1 Ekim 2011 Cumartesi

DURUM DEĞERLENDİRMESİ


30.09.2011 Milliyet-Ankara Gazetesi

Tiftik keçisi, tavşanı, kedisi, armudu, üzümü, vişnesi, domatesi, yuva kavunu, domatesi, balı, turşusu, çiğdemi, taşı derken  sahneyi en sessiz, hiç beklenmeyen kaptı. Zenginlikleri sayarken hep atladık onu. Hasat zamanı, taban fiyatları açıklanırken adı geçer. O da yılda bir. Sonra, hektarlarca araziye yayılmasına karşın, diğerlerinin gölgesinde kalmaktan kurtulamaz. Adı buğday!



Durumun buğdayı

Polatlı durum buğdayının kalitesi, bu yıl da tescillendi. Fiyatı ve niteliğiyle bir kez daha sanayicilerin gözdesi oldu. Kalitesi gibi üreticisini de sevindirmiş, hakkını almış olsa bari. Ankara’nın bir markası ama Polatlı’daki borsaya kısılıp, kalmış ünüyle yetiniyor. Oysa buğday oluşunun yanında, ne kadar başkente yakışır nitelikleri var.



Marifetli hem de sessiz bir kere. Fiyatı da düşse talibi de azalsa kalitesini bozmuyor. Piyasasına örnek, önder oluyor. Bünyesine müdahale edilmek istenirse uygunu ayırıyor, kendini bütünüyle bozmuyor. Gelişmenin öncüsü ve destekçisi olması gereken başkentin sınırlarına, özgün bir değer kazandırıyor. Kazandırırken özünü kaybetmiyor, geleceğe olan inancı güçlendiriyor.



Polatlı’nın ‘durum buğdayı’ndan, bir ‘durum değerlendirmesi’ çıkarabilir Ankara; kalite için her niteliğe sahipken niye  durum buğdayı gibi marka olamadığını sorabilir kendine.



Nasreddin Hoca çekingenliği

Büyükşehir Belediyesi’yle Organize Sanayi Bölgeleri’nin yöneticileri, bir anlaşma tutanağı imzaladılar. Buna göre Büyükşehir Belediyesi, alt yapılarını geliştirebilmesi için 2 yıl boyunca, her ay 3 milyon (trilyon) lira aktaracak organize sanayi bölgelerine. Karşılığında, organize sanayi bölgeleri de 25 bin kişiye iş yaratmakla yükümlü olacak.

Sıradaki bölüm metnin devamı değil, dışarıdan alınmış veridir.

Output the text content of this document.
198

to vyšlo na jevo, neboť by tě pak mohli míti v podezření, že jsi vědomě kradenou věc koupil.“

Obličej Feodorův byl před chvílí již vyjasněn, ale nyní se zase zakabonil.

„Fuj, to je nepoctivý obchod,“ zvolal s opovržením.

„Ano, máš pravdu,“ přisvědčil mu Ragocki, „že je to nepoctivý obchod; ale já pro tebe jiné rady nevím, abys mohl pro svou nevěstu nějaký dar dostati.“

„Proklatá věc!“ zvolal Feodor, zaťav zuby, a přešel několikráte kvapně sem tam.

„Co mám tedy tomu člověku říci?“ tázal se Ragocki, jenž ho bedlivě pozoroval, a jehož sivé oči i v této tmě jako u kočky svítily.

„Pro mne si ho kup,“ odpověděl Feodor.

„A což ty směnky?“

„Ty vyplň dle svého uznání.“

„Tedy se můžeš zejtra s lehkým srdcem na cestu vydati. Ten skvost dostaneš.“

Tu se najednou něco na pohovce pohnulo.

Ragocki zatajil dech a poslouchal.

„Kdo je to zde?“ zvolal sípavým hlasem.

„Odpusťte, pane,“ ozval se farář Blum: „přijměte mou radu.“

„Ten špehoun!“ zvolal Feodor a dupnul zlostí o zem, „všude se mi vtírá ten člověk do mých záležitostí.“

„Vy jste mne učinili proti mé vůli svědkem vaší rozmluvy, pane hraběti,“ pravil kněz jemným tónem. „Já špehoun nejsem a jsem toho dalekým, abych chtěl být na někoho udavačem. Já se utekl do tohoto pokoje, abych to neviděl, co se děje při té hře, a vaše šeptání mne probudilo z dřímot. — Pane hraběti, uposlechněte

Ne kadar güzel, Ankara’da, görmeyi arzuladığımız bir işbirliği. Üstelik Ankara için ‘ağabeylik’ beklediğimiz Meclis Başkanımız Cemil Çiçek’te başlarında, yine güzel bir uyarı konuşmasıyla. Ancak güzel anlaşmada, güzel konuşmaların ortak noktası tereddüt. Aksak Timur’a, şikayete diye kalkışıp, sonra yapayalnız ortada bırakılan Nasreddin Hoca çekingenliği konuşmalarda.

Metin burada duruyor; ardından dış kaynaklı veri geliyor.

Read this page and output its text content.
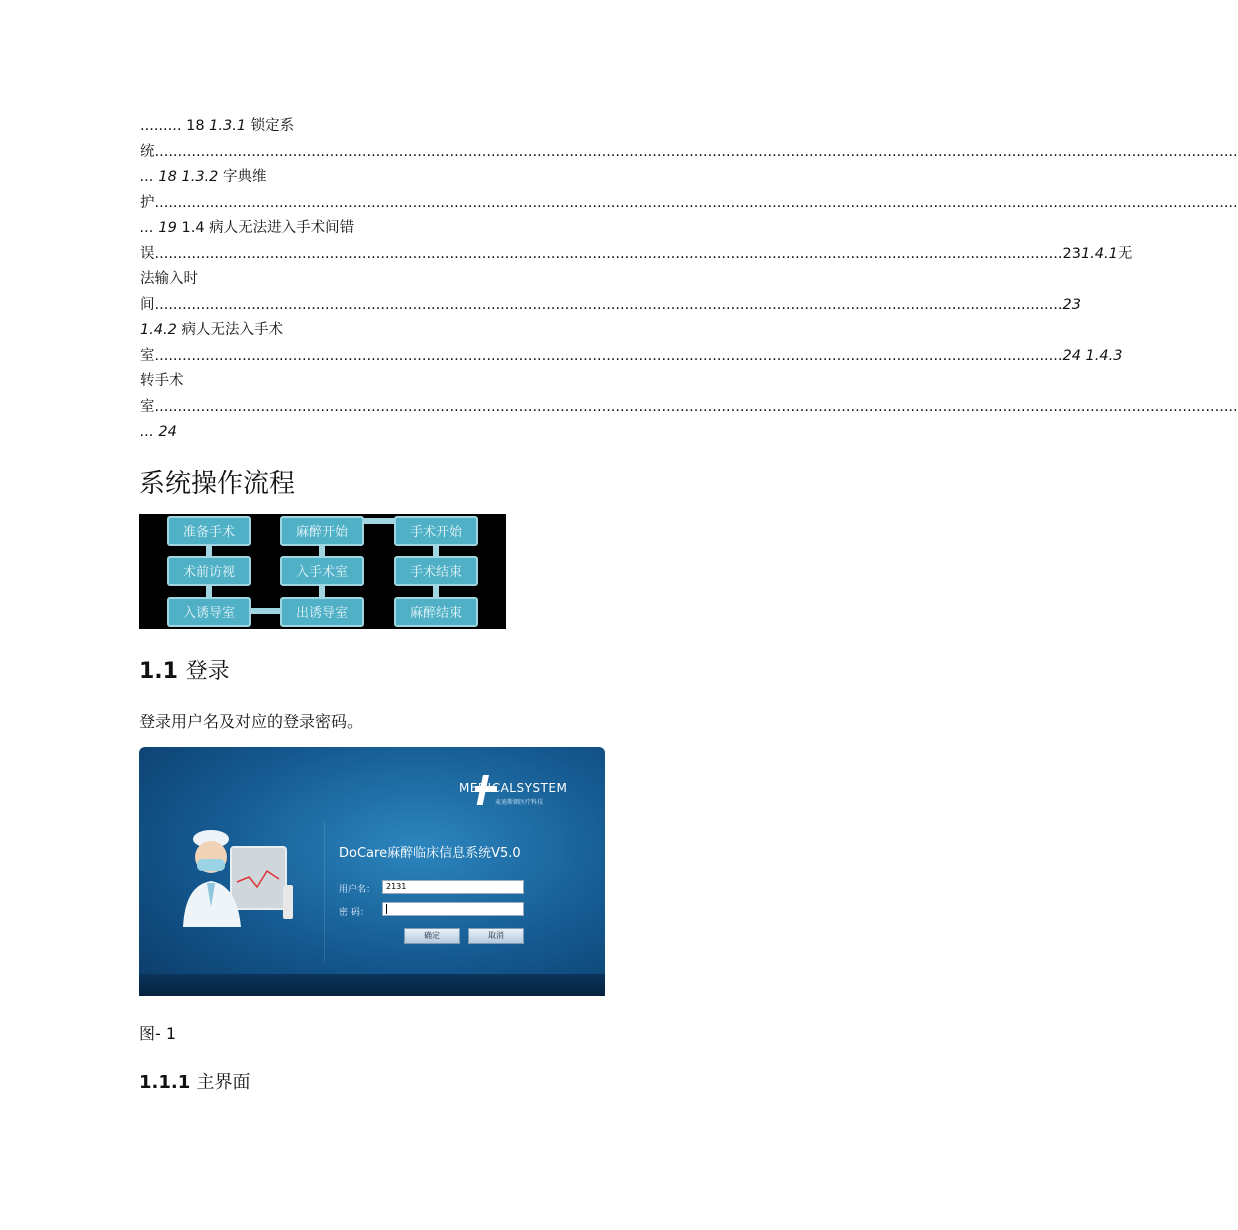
......... 18 1.3.1 锁定系
统 .....
... 18 1.3.2 字典维
护 .....
... 19 1.4 病人无法进入手术间错
误 ..................................................................................................................................................................................................... 23 1.4.1 无
法输入时
间 ..................................................................................................................................................................................................... 23
1.4.2 病人无法入手术
室 ..................................................................................................................................................................................................... 24 1.4.3
转手术
室 .....
... 24
系统操作流程
准备手术
术前访视
入诱导室
麻醉开始
入手术室
出诱导室
手术开始
手术结束
麻醉结束
1.1 登录

登录用户名及对应的登录密码。

MEDICALSYSTEM
麦迪斯顿医疗科技
DoCare麻醉临床信息系统V5.0
用户名：	2131
密 码：
确定	取消

图- 1

1.1.1 主界面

- Bak, dediğini yapacaksın.

- Tamam ama sen de aksatmayacaksın.

- Eğer beceremezseniz daha da unutun beni, destek mestek beklemeyin benden.



Dayanışma olsun içimiz dolsun

İşte bu güvensizlik hali, Ankara’nın da ruhhalidir. Ortada bırakılmış Nasreddin Hoca tecrübesi olan çoktur. Bu yüzden dayanışması zayıftır başkentin. Dayanışması zayıfladıkça güveni azalır, güveni azaldıkça dayanışma zayıflar. Ankara’yı görmeden, iki çivi çakmadan, Ankara hayrına bir işin ucundan tutmadan, gelip, geçen siyasetçiler, yöneticiler, bu zayıflığı kullanır. İş hayatı, kendi yoluna bakar.


Çok şükür, son 2 yıl içinde bu döngüyü kırma eğilimi artıyor. Daha iyi olmak, çağa yakışmak istiyor Ankara. Ufku gören yöneticiler de sağolsunlar, gereğini yapıyor. 

Polatlı’nın ‘durum’u, durumumuza örnek olsun. Yarattığı güzellikle buğday tanesi, rehberimiz olsun. Kendi toprağının özüyle yenilikleri uyarlayabilen buğday tanesi gibi içimiz dolu, tadımız lezzetli olsun.